We demonstrated that the recently new approach proposed for the preparation of LnVO4 nanoparticles at room temperature is also successful for the preparation of M3(OH)2V2O7·nH2O (M : Co, Ni, Cu, Zn) nanostructures. Reaction conditions were mild and reaction process was simple and feasible, offering great opportunities for the scale-up preparation of metal vanadates with different morphologies. This study also shows how the metal type can affect the properties of the final products. For example, Ni3(OH)2V2O7.nH2O is always amorphous and includes very small (9 nm) nanoparticles with irregular shape. Co3(OH)2V2O7.nH2O nanoparticles also are very small and not good crystalline but it is possible to obtain better crystals by increasing the reactant concentrations.
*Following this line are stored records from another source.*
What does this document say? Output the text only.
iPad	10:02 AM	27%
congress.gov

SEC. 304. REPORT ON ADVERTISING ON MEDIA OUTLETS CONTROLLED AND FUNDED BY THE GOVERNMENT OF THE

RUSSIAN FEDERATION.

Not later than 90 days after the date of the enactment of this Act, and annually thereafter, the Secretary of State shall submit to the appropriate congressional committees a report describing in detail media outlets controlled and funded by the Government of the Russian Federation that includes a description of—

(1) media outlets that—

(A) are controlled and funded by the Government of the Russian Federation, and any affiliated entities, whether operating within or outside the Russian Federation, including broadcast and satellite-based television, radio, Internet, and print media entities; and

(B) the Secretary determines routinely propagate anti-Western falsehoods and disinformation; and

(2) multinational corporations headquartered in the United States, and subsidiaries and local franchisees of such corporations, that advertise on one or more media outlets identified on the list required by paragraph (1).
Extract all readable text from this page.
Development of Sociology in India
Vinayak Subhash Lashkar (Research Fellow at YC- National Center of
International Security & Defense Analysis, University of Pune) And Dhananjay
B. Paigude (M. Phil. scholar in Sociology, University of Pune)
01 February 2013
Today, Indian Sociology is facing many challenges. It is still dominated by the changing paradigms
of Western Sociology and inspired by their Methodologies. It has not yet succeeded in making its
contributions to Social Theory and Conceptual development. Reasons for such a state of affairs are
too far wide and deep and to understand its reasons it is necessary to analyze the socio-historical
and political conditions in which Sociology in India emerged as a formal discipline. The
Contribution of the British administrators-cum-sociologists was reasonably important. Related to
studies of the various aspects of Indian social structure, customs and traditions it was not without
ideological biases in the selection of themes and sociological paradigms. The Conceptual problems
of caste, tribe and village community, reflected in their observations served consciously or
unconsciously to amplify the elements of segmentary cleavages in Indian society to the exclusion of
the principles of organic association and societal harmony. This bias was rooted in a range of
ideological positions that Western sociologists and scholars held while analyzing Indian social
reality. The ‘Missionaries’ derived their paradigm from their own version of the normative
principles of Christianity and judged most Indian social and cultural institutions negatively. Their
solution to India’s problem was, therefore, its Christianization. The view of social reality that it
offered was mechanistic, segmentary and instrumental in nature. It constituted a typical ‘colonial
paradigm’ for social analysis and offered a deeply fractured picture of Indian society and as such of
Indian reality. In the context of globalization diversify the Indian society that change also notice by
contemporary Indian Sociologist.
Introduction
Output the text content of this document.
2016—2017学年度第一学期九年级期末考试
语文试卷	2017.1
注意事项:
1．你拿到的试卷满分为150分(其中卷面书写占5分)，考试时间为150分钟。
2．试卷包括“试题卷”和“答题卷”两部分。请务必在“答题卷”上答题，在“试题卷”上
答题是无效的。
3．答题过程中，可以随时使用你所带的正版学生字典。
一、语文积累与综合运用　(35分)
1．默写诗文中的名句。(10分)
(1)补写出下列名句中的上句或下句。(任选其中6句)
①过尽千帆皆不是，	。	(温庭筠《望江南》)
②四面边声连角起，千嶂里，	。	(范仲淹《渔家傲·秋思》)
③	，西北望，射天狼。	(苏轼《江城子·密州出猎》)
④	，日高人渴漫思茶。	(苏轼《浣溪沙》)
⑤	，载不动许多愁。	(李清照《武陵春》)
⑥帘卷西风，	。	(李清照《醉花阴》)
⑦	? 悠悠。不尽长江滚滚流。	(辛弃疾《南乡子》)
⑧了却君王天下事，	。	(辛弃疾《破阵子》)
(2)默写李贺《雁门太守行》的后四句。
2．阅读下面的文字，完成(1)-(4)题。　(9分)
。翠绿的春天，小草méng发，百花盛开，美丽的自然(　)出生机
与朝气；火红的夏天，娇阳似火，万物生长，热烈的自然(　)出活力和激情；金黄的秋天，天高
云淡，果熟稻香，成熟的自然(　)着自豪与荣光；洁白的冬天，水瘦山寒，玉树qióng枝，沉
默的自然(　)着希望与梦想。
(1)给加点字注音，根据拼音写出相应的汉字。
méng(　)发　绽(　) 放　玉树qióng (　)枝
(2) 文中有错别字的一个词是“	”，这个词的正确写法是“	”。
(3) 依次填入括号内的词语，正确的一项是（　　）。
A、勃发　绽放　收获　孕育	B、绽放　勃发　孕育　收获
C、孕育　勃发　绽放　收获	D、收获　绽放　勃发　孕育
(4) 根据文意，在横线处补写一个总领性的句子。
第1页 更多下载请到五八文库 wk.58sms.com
The best crystalline phase was observed for zinc and copper compounds. These results revealed a relation between the crystallinity and the tendency of these metals to complex with the NH3 molecules, for the first time. The shapes of Cu3V2O7(OH)2·nH2O and Zn3V2O7(OH)2·nH2O are nanoflake or nanoplate and both have an average diameter of less than 500 nm. Mol numbers of water calculating from TGA curves also changed depending on metal type. The compound formulas were found to be Co3(OH)2V2O7.2.8H2O, Ni3(OH)2V2O7. 5.6H2O, Cu3(OH)2V2O7.2H2O and Zn3(OH)2V2O7.2.8H2O. In the magnetic experiments, all Co samples show similar trend in both temperature and external field dependence magnetizations. Verified by the Curie-Weiss law, the magnetic coupling is getting weaker when Co amount increased in the structure..
This work was supported by Balikesir University Research Project, Grant no. BAP 2015/60.
CONFLICT OF INTEREST
The author declared to no conflict of interest.